The commissioners of the Vancouver Park Board elected during the 2014 Vancouver municipal election served until late 2018.

| Name | Party |  |
|---|---|---|
| John Coupar |  | NPA |
| Casey Crawford |  | NPA |
| Catherine Evans (vice-chair) |  | Vision |
| Sarah Kirby-Yung |  | NPA |
| Stuart Mackinnon (chair) |  | Green |
| Erin Shum |  | Independent |
| Michael Wiebe |  | Green |

== Independence ==
In June 2009, Vancouver mayor Gregor Robertson and Vancouver city councillor Raymond Louie, both of whom were members of the Vision Vancouver party, were accused by Vancouver city councillor Suzanne Anton, a member of the opposition Non-Partisan Association party, of attempting to destroy the independence of the park board by centralizing budget oversight. Aaron Jasper, a Vision Vancouver member of the park board, called on the city council to restore the decentralized budget control.

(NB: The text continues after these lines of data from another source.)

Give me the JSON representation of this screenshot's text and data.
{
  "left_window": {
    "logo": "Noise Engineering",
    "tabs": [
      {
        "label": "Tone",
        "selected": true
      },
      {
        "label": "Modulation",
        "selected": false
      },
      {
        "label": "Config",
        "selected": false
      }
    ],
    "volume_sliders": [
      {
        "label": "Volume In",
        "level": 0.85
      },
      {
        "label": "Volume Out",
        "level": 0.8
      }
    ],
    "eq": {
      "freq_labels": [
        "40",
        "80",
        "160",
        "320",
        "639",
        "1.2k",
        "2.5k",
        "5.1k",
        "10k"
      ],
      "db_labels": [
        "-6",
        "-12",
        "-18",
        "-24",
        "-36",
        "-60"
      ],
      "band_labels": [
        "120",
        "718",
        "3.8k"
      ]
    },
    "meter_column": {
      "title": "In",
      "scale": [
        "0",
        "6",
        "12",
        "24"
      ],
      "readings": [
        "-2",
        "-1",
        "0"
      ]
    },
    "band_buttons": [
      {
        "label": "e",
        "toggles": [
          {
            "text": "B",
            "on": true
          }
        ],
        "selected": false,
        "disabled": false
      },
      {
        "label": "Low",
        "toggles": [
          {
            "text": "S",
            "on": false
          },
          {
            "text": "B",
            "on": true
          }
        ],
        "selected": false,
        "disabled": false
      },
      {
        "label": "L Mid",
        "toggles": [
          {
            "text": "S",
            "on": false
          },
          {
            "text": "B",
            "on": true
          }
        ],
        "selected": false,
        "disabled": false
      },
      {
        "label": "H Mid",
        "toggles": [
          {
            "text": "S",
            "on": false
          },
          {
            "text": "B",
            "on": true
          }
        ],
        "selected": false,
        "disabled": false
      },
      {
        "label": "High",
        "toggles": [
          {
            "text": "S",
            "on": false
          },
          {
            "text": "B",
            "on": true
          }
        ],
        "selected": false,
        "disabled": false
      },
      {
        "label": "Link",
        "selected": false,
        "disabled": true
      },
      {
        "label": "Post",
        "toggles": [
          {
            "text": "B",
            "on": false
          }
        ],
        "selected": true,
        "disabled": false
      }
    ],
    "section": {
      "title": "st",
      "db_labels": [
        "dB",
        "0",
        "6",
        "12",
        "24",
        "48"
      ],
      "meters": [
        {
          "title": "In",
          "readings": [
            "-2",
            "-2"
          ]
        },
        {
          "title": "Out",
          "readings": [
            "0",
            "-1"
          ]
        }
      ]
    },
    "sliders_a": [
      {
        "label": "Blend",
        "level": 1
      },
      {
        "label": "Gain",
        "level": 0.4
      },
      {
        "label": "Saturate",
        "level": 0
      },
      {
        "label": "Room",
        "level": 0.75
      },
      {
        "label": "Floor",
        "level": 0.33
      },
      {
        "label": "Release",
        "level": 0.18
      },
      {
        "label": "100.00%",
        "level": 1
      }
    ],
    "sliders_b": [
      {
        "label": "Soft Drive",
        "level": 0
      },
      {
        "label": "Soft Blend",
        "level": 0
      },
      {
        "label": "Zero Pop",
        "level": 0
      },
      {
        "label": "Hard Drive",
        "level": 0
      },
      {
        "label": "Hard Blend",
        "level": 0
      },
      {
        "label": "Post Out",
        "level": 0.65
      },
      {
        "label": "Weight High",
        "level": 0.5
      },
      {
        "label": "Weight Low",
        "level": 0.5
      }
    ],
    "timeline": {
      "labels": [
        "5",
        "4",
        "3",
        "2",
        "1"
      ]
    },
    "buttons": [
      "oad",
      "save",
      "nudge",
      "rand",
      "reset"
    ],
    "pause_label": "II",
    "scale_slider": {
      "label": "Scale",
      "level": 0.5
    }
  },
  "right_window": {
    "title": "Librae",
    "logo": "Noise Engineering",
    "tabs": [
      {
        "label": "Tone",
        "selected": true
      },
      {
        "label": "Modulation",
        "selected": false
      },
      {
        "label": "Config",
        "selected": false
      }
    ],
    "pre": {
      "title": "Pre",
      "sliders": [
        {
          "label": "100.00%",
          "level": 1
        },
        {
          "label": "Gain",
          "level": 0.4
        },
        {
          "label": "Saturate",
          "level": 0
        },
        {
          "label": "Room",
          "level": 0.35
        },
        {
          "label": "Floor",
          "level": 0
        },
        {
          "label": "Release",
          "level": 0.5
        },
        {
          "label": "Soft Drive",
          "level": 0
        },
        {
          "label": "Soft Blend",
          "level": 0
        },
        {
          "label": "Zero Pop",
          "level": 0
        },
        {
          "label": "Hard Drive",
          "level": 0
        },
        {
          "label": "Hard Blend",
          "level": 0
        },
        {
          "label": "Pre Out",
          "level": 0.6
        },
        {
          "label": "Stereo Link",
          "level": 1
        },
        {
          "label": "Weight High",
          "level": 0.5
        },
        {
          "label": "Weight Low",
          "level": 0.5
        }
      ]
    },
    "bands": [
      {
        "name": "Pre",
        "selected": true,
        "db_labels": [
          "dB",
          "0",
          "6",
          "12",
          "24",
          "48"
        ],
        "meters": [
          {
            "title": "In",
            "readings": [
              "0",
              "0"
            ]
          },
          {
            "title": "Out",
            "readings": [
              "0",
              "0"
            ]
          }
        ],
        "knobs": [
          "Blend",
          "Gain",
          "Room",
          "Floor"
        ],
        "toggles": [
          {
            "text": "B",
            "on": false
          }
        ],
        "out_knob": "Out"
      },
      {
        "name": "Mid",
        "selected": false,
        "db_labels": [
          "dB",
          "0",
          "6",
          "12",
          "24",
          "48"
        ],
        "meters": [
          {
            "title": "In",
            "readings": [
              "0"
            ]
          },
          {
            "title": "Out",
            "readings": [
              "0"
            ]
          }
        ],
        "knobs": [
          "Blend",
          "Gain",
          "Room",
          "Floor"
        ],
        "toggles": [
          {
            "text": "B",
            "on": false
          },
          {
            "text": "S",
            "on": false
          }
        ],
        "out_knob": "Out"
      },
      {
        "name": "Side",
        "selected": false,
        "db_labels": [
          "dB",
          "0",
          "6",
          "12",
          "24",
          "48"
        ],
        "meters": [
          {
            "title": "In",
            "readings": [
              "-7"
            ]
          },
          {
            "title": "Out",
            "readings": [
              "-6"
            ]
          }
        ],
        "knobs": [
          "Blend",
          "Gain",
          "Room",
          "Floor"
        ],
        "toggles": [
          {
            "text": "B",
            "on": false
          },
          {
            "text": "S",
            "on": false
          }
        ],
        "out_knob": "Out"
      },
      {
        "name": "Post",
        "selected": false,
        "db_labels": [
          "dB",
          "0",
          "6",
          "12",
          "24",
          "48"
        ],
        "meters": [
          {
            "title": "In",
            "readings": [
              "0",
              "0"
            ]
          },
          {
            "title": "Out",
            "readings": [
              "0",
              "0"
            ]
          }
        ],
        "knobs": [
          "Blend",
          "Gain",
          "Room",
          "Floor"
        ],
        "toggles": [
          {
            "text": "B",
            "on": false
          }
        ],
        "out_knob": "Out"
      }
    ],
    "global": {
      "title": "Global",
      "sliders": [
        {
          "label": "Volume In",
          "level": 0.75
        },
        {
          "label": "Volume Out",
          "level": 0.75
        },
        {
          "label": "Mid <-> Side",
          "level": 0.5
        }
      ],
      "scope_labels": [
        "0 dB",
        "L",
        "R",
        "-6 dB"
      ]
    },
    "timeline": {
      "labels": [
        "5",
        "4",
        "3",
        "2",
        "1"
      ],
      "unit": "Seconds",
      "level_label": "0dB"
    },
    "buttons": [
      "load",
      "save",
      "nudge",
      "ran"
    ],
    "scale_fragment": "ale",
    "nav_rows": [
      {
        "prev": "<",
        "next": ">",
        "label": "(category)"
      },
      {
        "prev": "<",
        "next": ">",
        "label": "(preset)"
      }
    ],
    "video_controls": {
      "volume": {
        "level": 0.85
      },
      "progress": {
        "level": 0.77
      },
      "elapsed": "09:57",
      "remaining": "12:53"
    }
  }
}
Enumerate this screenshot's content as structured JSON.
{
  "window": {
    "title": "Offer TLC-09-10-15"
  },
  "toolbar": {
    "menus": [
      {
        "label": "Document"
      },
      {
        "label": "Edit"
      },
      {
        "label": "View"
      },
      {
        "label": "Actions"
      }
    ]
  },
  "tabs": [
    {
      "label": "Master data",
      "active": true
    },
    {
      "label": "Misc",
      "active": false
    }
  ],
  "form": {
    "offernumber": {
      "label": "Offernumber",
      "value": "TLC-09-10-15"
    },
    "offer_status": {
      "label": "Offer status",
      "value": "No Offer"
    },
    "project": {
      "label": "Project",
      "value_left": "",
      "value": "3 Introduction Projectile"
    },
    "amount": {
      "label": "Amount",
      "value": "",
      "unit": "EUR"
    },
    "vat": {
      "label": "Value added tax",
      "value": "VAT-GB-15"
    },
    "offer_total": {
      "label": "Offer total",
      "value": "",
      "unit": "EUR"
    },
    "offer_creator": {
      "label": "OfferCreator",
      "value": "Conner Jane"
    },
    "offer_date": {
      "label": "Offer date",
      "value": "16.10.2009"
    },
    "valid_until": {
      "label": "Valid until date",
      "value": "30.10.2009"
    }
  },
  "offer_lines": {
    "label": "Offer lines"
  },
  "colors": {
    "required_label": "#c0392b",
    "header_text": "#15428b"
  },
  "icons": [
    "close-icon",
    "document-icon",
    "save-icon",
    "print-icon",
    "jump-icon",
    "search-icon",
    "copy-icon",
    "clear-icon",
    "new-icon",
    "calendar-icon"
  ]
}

In September 2009, Susan Mundick, the general manager of the board, announced her retirement. Penny Ballem, the city manager of Vancouver hired by Robertson, stripped Mundick of all routine transitional duties. Ballem then stated she would help the park board choose Mundick's replacement, a selection process city hall traditionally had not been involved in. In response, Anton urged Robertson and the city council to limit Ballem's control of the park board.

==Parks==
The Vancouver Park Board oversees 250 parks and gardens, including major attractions such as Stanley Park and VanDusen Botanical Garden, 24 community centres with pools, skating rinks and playing fields, as well as three golf courses.